The brakes applied to a car produce an acceleration of 6 m/s in the opposite
direction to the motion. If the car takes 2 s to stop after the application of
brakes, calculate the distance it travels during this time.
Answers
Question.
The brakes applied to a car produce an acceleration of 6 m/s in the opposite
direction to the motion. If the car takes 2 s to stop after the application of
brakes, calculate the distance it travels during this time.
Solution.
Given:-
- Acceleration, a=-6 m/s^2.
- Final velocity, v=0 .
- Time taken to stop car =2 second.
Find the distance covered by car after brake.
Explanation:
We know that,
u=v-at
u=0-(-6)*2
u=12 m/s.
again,
s=ut+1/2a (t)^2.
s=12*2+1/2*(-6)*4
s=24+(-12)
s=24-12
s=12 m.
Therefore, Distance covered by car after brake is 12m.
Equation of motion.
__________________________________________
- v=u+1/2at.
- s=ut+1/2a(t)^2.
- v^2=u^2-2as.
Given:-
- Acceleration ,a = 6m/s² (acting in opposite direction)

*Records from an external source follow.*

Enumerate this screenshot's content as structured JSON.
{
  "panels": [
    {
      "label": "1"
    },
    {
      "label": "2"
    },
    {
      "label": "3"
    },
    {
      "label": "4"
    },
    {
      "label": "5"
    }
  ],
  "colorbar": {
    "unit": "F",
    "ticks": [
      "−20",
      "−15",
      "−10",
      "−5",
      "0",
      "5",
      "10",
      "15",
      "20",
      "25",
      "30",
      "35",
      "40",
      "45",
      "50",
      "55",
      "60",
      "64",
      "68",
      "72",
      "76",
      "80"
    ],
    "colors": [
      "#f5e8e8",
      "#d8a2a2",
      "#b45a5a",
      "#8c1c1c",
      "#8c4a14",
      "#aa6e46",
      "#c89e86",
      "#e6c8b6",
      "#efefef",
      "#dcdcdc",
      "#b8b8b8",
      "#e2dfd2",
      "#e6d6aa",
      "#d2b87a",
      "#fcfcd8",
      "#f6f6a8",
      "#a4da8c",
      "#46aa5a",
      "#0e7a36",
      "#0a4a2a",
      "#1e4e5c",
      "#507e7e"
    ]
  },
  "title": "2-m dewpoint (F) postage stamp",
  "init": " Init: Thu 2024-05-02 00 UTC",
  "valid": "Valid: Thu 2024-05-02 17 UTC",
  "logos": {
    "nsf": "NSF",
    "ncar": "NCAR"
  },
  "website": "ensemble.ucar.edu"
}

- Final velocity ,v = 0m/s
- Time taken ,t = 2s
To Find:-
- Distance travelled ,s
Solution:-
According to the Question
Firstly we calculate the initial velocity of the car .
By using Kinematics Equation
- v = u + at
where,
- v is the final velocity
- a is the acceleration
- u is the initial velocity
- t is the time taken
Putting all the given value s we get
➺ 0 = u + (-6) × 2
➺ 0 = u -12
➺ -u = -12m/s
➺ u = 12m/s
So, the initial velocity of the car was 12m/s.
Now, calculating the distance covered by car . Again by using Kinematics Equation
- v² = u² + 2as
Substitute the value we get
➺ 0² = 12² + 2×(-6) × s
➺ 0 = 144 + (-12) × s
➺ -144 = -12× s
➺ 144 = 12×s
➺ s = 144/12
➺ s = 12m
- Hence, the distance covered by the car during this time is 12 metres.